Мир приключений 1983 г. - Беляев Александр Романович (читать книги онлайн полностью без регистрации txt) 📗
Наконец кое-что придумал. Если я испортил ему программу историческими бреднями, то, пожалуй, мог бы нейтрализовать эти бредни другими. Однажды удобный случай представился. Он делал смотр’ своим войскам и сказал мне:
— Кстати, вчера за боевые заслуги я присвоил вам звание фельдмаршала.
— Ваше величество, я не могу принять это звание, — ответил я: быть фельдмаршалом не входило в мои планы, я метил выше.
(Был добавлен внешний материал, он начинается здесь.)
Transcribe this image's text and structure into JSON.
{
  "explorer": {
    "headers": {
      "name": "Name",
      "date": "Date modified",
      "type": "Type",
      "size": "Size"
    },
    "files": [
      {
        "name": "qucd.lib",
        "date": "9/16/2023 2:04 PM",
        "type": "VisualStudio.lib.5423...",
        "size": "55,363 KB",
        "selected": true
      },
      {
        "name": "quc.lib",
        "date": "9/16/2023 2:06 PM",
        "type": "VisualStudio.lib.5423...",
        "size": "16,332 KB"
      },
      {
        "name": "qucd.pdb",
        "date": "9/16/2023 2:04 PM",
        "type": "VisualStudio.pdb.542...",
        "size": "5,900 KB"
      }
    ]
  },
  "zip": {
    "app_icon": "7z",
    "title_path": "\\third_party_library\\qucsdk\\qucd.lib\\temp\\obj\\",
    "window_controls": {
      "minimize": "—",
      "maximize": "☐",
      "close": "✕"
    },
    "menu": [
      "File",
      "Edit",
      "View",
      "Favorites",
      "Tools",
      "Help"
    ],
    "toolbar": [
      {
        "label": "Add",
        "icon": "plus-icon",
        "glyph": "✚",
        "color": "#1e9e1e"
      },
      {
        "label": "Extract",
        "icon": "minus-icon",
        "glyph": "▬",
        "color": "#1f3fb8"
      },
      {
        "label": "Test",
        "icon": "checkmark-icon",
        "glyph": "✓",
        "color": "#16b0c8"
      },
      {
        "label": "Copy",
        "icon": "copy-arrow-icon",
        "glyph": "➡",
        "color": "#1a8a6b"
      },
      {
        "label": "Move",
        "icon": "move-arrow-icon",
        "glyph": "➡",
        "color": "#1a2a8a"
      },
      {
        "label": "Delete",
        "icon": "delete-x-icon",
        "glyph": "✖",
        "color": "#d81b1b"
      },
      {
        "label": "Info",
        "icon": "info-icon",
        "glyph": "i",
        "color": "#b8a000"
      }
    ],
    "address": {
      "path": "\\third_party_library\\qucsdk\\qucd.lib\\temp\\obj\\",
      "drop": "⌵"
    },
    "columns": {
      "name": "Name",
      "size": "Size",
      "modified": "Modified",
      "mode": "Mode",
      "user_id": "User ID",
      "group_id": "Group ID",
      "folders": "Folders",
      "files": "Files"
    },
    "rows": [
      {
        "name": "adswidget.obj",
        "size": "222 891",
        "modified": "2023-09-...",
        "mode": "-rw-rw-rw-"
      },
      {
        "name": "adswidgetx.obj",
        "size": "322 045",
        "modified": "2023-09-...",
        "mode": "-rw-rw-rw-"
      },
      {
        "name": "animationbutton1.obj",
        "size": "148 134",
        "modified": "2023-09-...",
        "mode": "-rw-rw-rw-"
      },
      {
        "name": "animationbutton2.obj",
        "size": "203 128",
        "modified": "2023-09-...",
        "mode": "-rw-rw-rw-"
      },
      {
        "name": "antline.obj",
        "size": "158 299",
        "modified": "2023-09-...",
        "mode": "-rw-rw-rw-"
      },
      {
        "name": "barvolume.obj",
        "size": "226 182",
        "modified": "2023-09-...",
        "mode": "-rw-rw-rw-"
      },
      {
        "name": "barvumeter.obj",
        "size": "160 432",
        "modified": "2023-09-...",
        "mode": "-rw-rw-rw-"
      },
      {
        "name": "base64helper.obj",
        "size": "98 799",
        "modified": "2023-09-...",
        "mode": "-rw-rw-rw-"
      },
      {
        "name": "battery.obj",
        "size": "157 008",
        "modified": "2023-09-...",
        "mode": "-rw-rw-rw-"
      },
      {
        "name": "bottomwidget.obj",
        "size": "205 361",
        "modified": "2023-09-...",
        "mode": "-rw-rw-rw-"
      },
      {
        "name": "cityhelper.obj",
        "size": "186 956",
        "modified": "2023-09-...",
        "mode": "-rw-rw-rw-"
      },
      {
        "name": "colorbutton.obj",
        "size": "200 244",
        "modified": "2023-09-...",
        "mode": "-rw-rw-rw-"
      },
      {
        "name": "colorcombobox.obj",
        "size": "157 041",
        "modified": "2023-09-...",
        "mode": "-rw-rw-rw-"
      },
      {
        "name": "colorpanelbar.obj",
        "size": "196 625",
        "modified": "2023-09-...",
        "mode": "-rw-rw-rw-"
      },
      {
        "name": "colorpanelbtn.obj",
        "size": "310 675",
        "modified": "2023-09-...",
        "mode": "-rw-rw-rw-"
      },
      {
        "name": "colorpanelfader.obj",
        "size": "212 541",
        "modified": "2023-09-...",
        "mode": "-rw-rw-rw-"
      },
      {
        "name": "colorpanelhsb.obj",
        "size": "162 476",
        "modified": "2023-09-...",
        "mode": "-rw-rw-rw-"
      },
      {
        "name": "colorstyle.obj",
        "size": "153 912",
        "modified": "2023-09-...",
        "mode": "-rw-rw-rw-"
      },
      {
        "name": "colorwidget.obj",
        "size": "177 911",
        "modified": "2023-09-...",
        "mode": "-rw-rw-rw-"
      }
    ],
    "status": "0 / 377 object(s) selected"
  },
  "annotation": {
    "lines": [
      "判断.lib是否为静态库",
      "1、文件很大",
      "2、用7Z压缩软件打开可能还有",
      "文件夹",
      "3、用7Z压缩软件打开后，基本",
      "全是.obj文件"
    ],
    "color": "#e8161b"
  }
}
— Почему? — удивился Король.
— Верите ли вы в бога, ваше величество?
— Кто такой бог и почему в него нужно верить? — заинтересовался Король. — Не правда ли, хорошо шагают ребята?
Я покосился на шахматную доску, где каждое утро расставлял ему войска. Ребята шли отлично.
— Я принес вам одну интересную книгу о царях, королях, фараонах… В ней вы и познакомитесь с этой таинственной личностью, — ответил я и вытащил на свет божий Библию.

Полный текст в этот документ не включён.